El último escándalo de un periódico inglés confirma que ya no hay vida privada, que lo que llamamos secreto deja de serlo en el momento en que sale de nuestros labios. De modo que si queremos que una historia sea secreta, la única forma de conseguirlo es no contarlo. Porque en este mundo hay individuos que se empeñan en contarlo todo; individuos que se emocionan cuando son capaces de consumirlo todo; individuos que se dedican a descubrir historias que deberían ser restringidas.
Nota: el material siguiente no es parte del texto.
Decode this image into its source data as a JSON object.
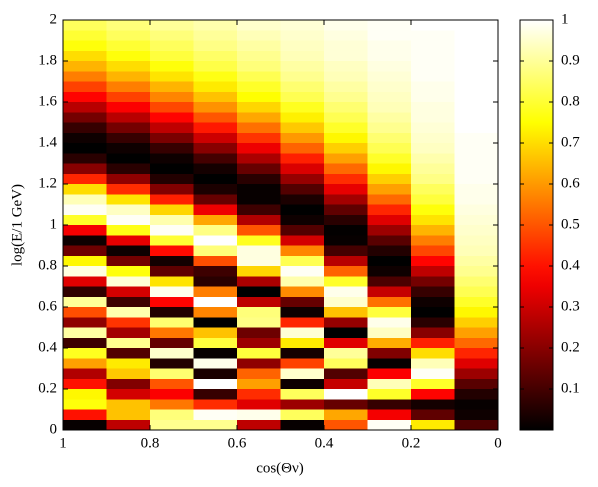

Imagen del buscador Google. |
Hay un ojo grande que lo ve todo. Cuando conectas tu ordenador a la red, gran parte de tus actividades se registran con la IP personal de tu equipo. Cuando envías un correo electrónico, la carretera que lo lleva al destinatario pasa por un montón de ordenadores conectados a la red, siendo imposible no dejar parte de ese mensaje a la vista de muchos curiosos que se dedican a espiarlo todo. Con encender tu móvil, la tarjeta SIM se conecta a la antena más cercana y empieza un control exhaustivo de tus movimientos y de tus actividades telefónicas. Todo se registra. Todo se puede publicar, a pesar de la ley orgánica de protección de datos. No hablemos ya de nuestra entrega generosa al público a través de redes públicas.
Los entendidos en la materia no cesan de avisarnos que no conviene publicar fotos privadas en nuestros perfiles públicos, y mucho menos publicar fotos de niños o amigos (sin su previo consentimiento). Porque siempre hay un gracioso que etiqueta la foto con todos los detalles. La entrega generosa de nuestra intimidad crece al mismo ritmo que el ansía de pervertidos para satisfacer sus “desviaciones”. De modo que estos pervertidos se van de caza sin salir de sus escondites. Consiguen fotos de niños con tan sólo un clic; manejan fotos de una borrachera sin haber estado en la fiesta; adquieren videos íntimos sin amenazar a nadie. Porque somos nosotros quienes entregamos generosamente nuestras vidas íntimas al público. Y la mayoría de las veces no somos conscientes que lo que subimos a la red no tiene retorno. Y cuando nos damos cuenta, el mal ya está hecho. Si nos hacemos una foto delante de nuestras casas y la subimos a la red, estamos facilitando el trabajo al delincuente o incluso al mismo detective.